At 18, he moved to New York for college (the New School, followed by the Manhattan School of Music) and began touring with a onetime Charlie Parker sideman, the trumpeter Red Rodney. That led to gigs with Marian McPartland, Paul Motian, Renee Rosnes, John Patitucci, the Mingus Big Band, and Steely Dan.
The Steely Dan gig came about, Potter says, when Walter Becker caught a Mingus Big Band set. He and partner Donald Fagen hired Potter for Steely Dan's first concert tour in 1993.
"I was pretty familiar with their music," Potter says. "I just never expected to actually play it.

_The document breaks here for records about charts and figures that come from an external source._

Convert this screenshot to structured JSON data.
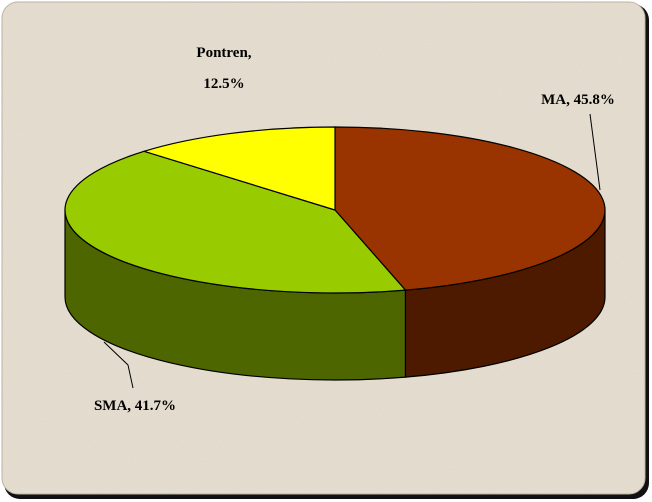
{
  "chart_data": {
    "type": "pie3d",
    "values": [
      45.8,
      41.7,
      12.5
    ],
    "value_labels": [
      "MA, 45.8%",
      "SMA, 41.7%",
      "Pontren, 12.5%"
    ],
    "colors": [
      "#993300",
      "#99cc00",
      "#ffff00"
    ],
    "side_colors": [
      "#4d1a00",
      "#4d6600",
      "#808000"
    ]
  }
}
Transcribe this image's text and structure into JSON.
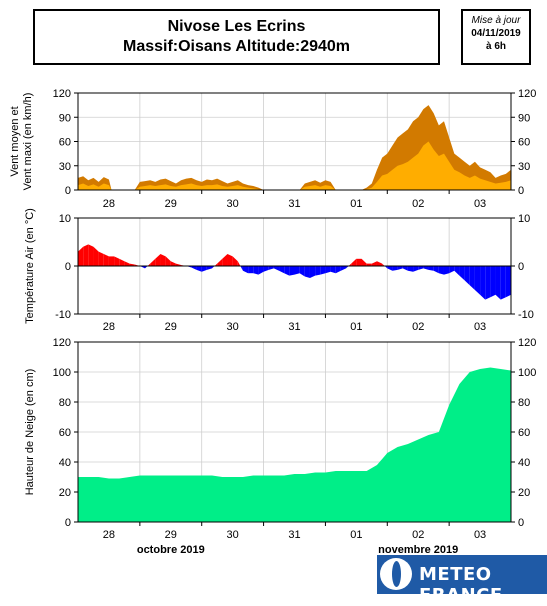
{
  "header": {
    "title_line1": "Nivose Les Ecrins",
    "title_line2": "Massif:Oisans Altitude:2940m",
    "update_label": "Mise à jour",
    "update_date": "04/11/2019",
    "update_time": "à 6h"
  },
  "logo": {
    "text": "METEO FRANCE"
  },
  "months": [
    "octobre 2019",
    "novembre 2019"
  ],
  "colors": {
    "wind_max": "#d27a00",
    "wind_mean": "#ffad00",
    "temp_pos": "#ff0000",
    "temp_neg": "#0000ff",
    "snow": "#00ee88",
    "logo_bg": "#1f5aa6"
  },
  "chart_data": [
    {
      "type": "area",
      "ylabel_line1": "Vent moyen et",
      "ylabel_line2": "Vent maxi (en km/h)",
      "ylim": [
        0,
        120
      ],
      "yticks": [
        0,
        30,
        60,
        90,
        120
      ],
      "xlim": [
        0,
        168
      ],
      "xtick_labels": [
        "28",
        "29",
        "30",
        "31",
        "01",
        "02",
        "03"
      ],
      "series": [
        {
          "x": [
            0,
            2,
            4,
            6,
            8,
            10,
            12,
            13,
            16,
            18,
            20,
            22,
            24,
            26,
            28,
            30,
            32,
            34,
            36,
            38,
            40,
            42,
            44,
            46,
            48,
            50,
            52,
            54,
            56,
            58,
            60,
            62,
            64,
            66,
            68,
            70,
            72,
            74,
            76,
            78,
            80,
            82,
            84,
            86,
            88,
            90,
            92,
            94,
            96,
            98,
            100,
            102,
            104,
            106,
            108,
            110,
            112,
            114,
            116,
            118,
            120,
            122,
            124,
            126,
            128,
            130,
            132,
            134,
            136,
            138,
            140,
            142,
            144,
            146,
            148,
            150,
            152,
            154,
            156,
            158,
            160,
            162,
            164,
            166,
            168
          ],
          "values": [
            15,
            17,
            12,
            15,
            10,
            16,
            13,
            0,
            0,
            0,
            0,
            0,
            10,
            11,
            12,
            10,
            13,
            14,
            11,
            8,
            12,
            14,
            15,
            12,
            10,
            13,
            12,
            14,
            11,
            8,
            10,
            12,
            8,
            6,
            5,
            3,
            0,
            0,
            0,
            0,
            0,
            0,
            0,
            0,
            8,
            10,
            12,
            9,
            12,
            10,
            0,
            0,
            0,
            0,
            0,
            0,
            3,
            8,
            25,
            40,
            45,
            55,
            65,
            70,
            75,
            85,
            90,
            100,
            105,
            95,
            80,
            85,
            65,
            45,
            40,
            35,
            30,
            35,
            28,
            25,
            22,
            15,
            18,
            20,
            25
          ]
        },
        {
          "x": [
            0,
            2,
            4,
            6,
            8,
            10,
            12,
            13,
            16,
            18,
            20,
            22,
            24,
            26,
            28,
            30,
            32,
            34,
            36,
            38,
            40,
            42,
            44,
            46,
            48,
            50,
            52,
            54,
            56,
            58,
            60,
            62,
            64,
            66,
            68,
            70,
            72,
            74,
            76,
            78,
            80,
            82,
            84,
            86,
            88,
            90,
            92,
            94,
            96,
            98,
            100,
            102,
            104,
            106,
            108,
            110,
            112,
            114,
            116,
            118,
            120,
            122,
            124,
            126,
            128,
            130,
            132,
            134,
            136,
            138,
            140,
            142,
            144,
            146,
            148,
            150,
            152,
            154,
            156,
            158,
            160,
            162,
            164,
            166,
            168
          ],
          "values": [
            6,
            8,
            5,
            7,
            4,
            8,
            6,
            0,
            0,
            0,
            0,
            0,
            4,
            5,
            6,
            5,
            6,
            7,
            5,
            4,
            6,
            7,
            8,
            6,
            5,
            6,
            6,
            7,
            5,
            4,
            5,
            6,
            4,
            3,
            2,
            1,
            0,
            0,
            0,
            0,
            0,
            0,
            0,
            0,
            4,
            5,
            6,
            4,
            6,
            5,
            0,
            0,
            0,
            0,
            0,
            0,
            1,
            3,
            10,
            18,
            20,
            25,
            30,
            32,
            35,
            40,
            45,
            55,
            60,
            50,
            42,
            45,
            35,
            25,
            22,
            18,
            15,
            18,
            14,
            12,
            10,
            8,
            9,
            10,
            12
          ]
        }
      ]
    },
    {
      "type": "area",
      "ylabel_line1": "Température Air (en °C)",
      "ylim": [
        -10,
        10
      ],
      "yticks": [
        -10,
        0,
        10
      ],
      "xlim": [
        0,
        168
      ],
      "xtick_labels": [
        "28",
        "29",
        "30",
        "31",
        "01",
        "02",
        "03"
      ],
      "series": [
        {
          "x": [
            0,
            2,
            4,
            6,
            8,
            10,
            12,
            14,
            16,
            18,
            20,
            22,
            24,
            26,
            28,
            30,
            32,
            34,
            36,
            38,
            40,
            42,
            44,
            46,
            48,
            50,
            52,
            54,
            56,
            58,
            60,
            62,
            64,
            66,
            68,
            70,
            72,
            74,
            76,
            78,
            80,
            82,
            84,
            86,
            88,
            90,
            92,
            94,
            96,
            98,
            100,
            102,
            104,
            106,
            108,
            110,
            112,
            114,
            116,
            118,
            120,
            122,
            124,
            126,
            128,
            130,
            132,
            134,
            136,
            138,
            140,
            142,
            144,
            146,
            148,
            150,
            152,
            154,
            156,
            158,
            160,
            162,
            164,
            166,
            168
          ],
          "values": [
            3,
            4,
            4.5,
            4,
            3,
            2.5,
            2,
            2,
            1.5,
            1,
            0.5,
            0.3,
            0,
            -0.5,
            0.5,
            1.5,
            2.5,
            2,
            1,
            0.5,
            0.2,
            0,
            -0.3,
            -0.8,
            -1.2,
            -0.8,
            -0.5,
            0.5,
            1.5,
            2.5,
            2,
            1,
            -1,
            -1.5,
            -1.5,
            -1.8,
            -1.2,
            -0.8,
            -0.5,
            -1,
            -1.5,
            -2,
            -1.8,
            -1.5,
            -2.2,
            -2.5,
            -2,
            -1.8,
            -1.5,
            -1.2,
            -1.5,
            -1,
            -0.5,
            0.5,
            1.5,
            1.5,
            0.5,
            0.5,
            1,
            0.5,
            -0.5,
            -1,
            -0.8,
            -0.5,
            -1,
            -1.2,
            -0.8,
            -0.5,
            -0.8,
            -1,
            -1.5,
            -1.8,
            -1.5,
            -1,
            -2,
            -3,
            -4,
            -5,
            -6,
            -7,
            -6.5,
            -6,
            -7,
            -6.5,
            -6
          ]
        }
      ]
    },
    {
      "type": "area",
      "ylabel_line1": "Hauteur de Neige (en cm)",
      "ylim": [
        0,
        120
      ],
      "yticks": [
        0,
        20,
        40,
        60,
        80,
        100,
        120
      ],
      "xlim": [
        0,
        168
      ],
      "xtick_labels": [
        "28",
        "29",
        "30",
        "31",
        "01",
        "02",
        "03"
      ],
      "series": [
        {
          "x": [
            0,
            4,
            8,
            12,
            16,
            20,
            24,
            28,
            32,
            36,
            40,
            44,
            48,
            52,
            56,
            60,
            64,
            68,
            72,
            76,
            80,
            84,
            88,
            92,
            96,
            100,
            104,
            108,
            112,
            116,
            120,
            124,
            128,
            132,
            136,
            140,
            144,
            148,
            152,
            156,
            160,
            164,
            168
          ],
          "values": [
            30,
            30,
            30,
            29,
            29,
            30,
            31,
            31,
            31,
            31,
            31,
            31,
            31,
            31,
            30,
            30,
            30,
            31,
            31,
            31,
            31,
            32,
            32,
            33,
            33,
            34,
            34,
            34,
            34,
            38,
            46,
            50,
            52,
            55,
            58,
            60,
            78,
            92,
            100,
            102,
            103,
            102,
            101
          ]
        }
      ]
    }
  ]
}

No one expected to play it — they had never played live."
He soon doubled back to jazz. "I got a call to do a Paul Motian tour in Europe," he says, "and there was a Steely Dan thing coming up. . . . I decided to work with Paul, which was a really good move in retrospect, just in every way. And the interesting thing about that is that [Becker and Fagen] really respected that, and they ended up calling me later to play on `Two Against Nature.' "
Potter was recording CDs of his own by then, including an all-star session with Holland, John Scofield, and Jack DeJohnette that led to his gig in Holland's quintet and big band. But at age 26 his career hit a nasty speed bump: A case of Meniere's disease cost him 90 to 95 percent of the hearing in his left ear.
"It was definitely not an easy thing to go through," Potter says, but it was "actually kind of useful in the long run. It made me that much more determined."
In 1998, he began playing regularly with Holland, Douglas, Motian, and Jim Hall. Joanne Brackeen's CD "Pink Elephant Magic" was recorded that summer.
A 1999 Grammy nomination for best jazz instrumental solo for the tune "In Vogue" followed, though Wayne Shorter ended up winning that year. ("I thought he played very magically on that solo," Brackeen says of Potter. "It wasn't just a matter of technique.")
Putting his technical chops at the service of simplicity is something Potter plans to emphasize in his new band.
"I want to experiment more with thinking of a solo as storytelling," he says, "and not feeling like I have to play a lot of notes, or not even feeling like it has to be a solo. Just kind of getting more into the texture of the music — less concentration on complicated forms and more concentration on storytelling and texture."